Why We Choose To Continue Billing Insurance

Written by Kelsie Goller, MA, LPC-S, RPT, and Sarah Kranz, PhD

Kranz Psychological Services

This week, we received a notification from an insurance company responding to a claim we submitted. “Great news! The following claim has been paid!” the insurance company claims. The amount billed for this service, which was for an hour of face to face time with a client (with someone with an advanced degree and years of experience), in addition to the time that it took the provider to write the insurance-compliant notes for the client’s chart was $160. The amount the insurance paid on this claim? 40 CENTS.

It’s not surprising at all that many mental health professionals choose not to take insurance. Getting credentialed on insurance boards and submitting all the claims is a significant time commitment, so it is difficult for the mental health professional out on their own to give up precious hours that could be spent doing what we love (providing counseling or psychological evaluations) to do what we are not generally trained for (billing, credentialing, refuting denied claims). In our office, we have a billing department whom we are extremely grateful for, who navigate those murky waters for us, but this also means that compensation from the insurance company should contribute to their salaries, as well. Why do the staff at Kranz Psychological Services (KPS) commit to the frequently frustrating, often disappointing work of credentialing providers, accepting insurance, and billing insurance?
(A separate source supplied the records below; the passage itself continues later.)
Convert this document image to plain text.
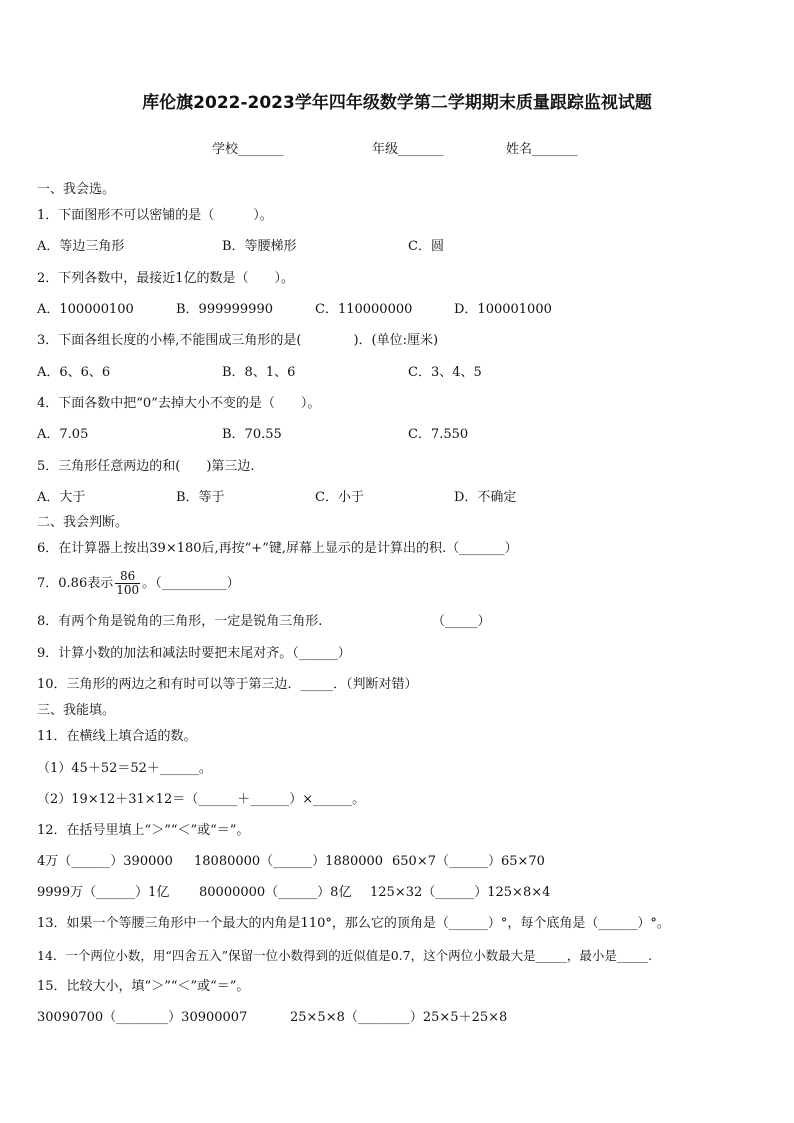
库伦旗2022-2023学年四年级数学第二学期期末质量跟踪监视试题
学校_______	年级_______	姓名_______
一、我会选。
1．下面图形不可以密铺的是（　　　）。
A．等边三角形	B．等腰梯形	C．圆
2．下列各数中，最接近1亿的数是（　　）。
A．100000100	B．999999990	C．110000000	D．100001000
3．下面各组长度的小棒,不能围成三角形的是(　　　　)．(单位:厘米)
A．6、6、6	B．8、1、6	C．3、4、5
4．下面各数中把“0”去掉大小不变的是（　　）。
A．7.05	B．70.55	C．7.550
5．三角形任意两边的和(　　)第三边.
A．大于	B．等于	C．小于	D．不确定
二、我会判断。
6．在计算器上按出39×180后,再按“+”键,屏幕上显示的是计算出的积.（_______）
7．0.86表示 $\frac{86}{100}$ 。（__________）
8．有两个角是锐角的三角形，一定是锐角三角形.	（_____）
9．计算小数的加法和减法时要把末尾对齐。（______）
10．三角形的两边之和有时可以等于第三边．_____．（判断对错）
三、我能填。
11．在横线上填合适的数。
（1）45＋52＝52＋______。
（2）19×12＋31×12＝（______＋______）×______。
12．在括号里填上“＞”“＜”或“＝”。
4万（______）390000 18080000（______）1880000 650×7（______）65×70
9999万（______）1亿 80000000（______）8亿 125×32（______）125×8×4
13．如果一个等腰三角形中一个最大的内角是110°，那么它的顶角是（______）°，每个底角是（______）°。
14．一个两位小数，用“四舍五入”保留一位小数得到的近似值是0.7，这个两位小数最大是_____，最小是_____.
15．比较大小，填“＞”“＜”或“＝”。
30090700（________）30900007	25×5×8（________）25×5＋25×8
Because we believe that everyone (regardless of socioeconomic status, geographical location, or age) should have access to high quality mental health services AND that our professional staff with years of training and experience should be paid commensurately. That is hard to achieve with private pay. Private pay rates may range from $90 to $120 (or more), and clients may meet weekly or biweekly with a counselor. For the majority of clients, that financial commitment is not possible. Additionally, most children in foster care and many who have been adopted receive Medicaid, and this is a population that we are passionate about providing accessible services to. When we bill insurances, including Medicaid, we allow mental health treatment to be accessible to many who should rightly have access to counseling or psychological evaluations, as insurance companies fill in the gap. At least, that is the ideal. Unfortunately, it is sometimes the second part of the equation (paying our professional staff with years of training and experience commensurately) that sometimes suffers when an insurance company chooses to add 40 cents to the member’s (low) copay for an hour’s worth of time.
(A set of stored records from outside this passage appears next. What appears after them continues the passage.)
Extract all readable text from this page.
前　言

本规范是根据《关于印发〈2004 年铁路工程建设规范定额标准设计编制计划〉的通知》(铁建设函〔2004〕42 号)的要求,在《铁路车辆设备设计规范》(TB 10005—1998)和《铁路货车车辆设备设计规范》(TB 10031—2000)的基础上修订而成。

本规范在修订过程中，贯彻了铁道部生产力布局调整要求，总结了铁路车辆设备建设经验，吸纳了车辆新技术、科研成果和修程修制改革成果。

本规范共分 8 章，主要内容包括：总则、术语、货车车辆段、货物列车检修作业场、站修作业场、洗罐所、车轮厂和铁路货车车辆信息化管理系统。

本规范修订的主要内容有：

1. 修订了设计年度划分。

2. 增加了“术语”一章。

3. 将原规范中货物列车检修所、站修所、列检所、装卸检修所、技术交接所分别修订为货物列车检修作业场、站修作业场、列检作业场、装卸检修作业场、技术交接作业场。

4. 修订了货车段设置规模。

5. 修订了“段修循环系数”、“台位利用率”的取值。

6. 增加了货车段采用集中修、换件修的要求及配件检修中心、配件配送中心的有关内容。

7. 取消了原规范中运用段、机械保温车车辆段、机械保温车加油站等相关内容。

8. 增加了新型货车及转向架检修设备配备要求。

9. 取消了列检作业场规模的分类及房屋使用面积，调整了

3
Many insurance companies are making up the difference between what is affordable for clients and what is expected from clinicians, but even in those times when an insurance company pays an amount that wouldn’t even cover the cost of a stamp, we are still committed to making services accessible for as many people as possible by continuing to advocate for what both clients and counselors need. Thankfully, the entire staff (both practitioners and support staff) here at KPS is like-minded, and we will continue to serve our people well, without favoring higher paying insurances over lower paying insurances, without compromising our belief that every person, no matter their status, is equally worthy of our time and equally worthy of high quality mental health care.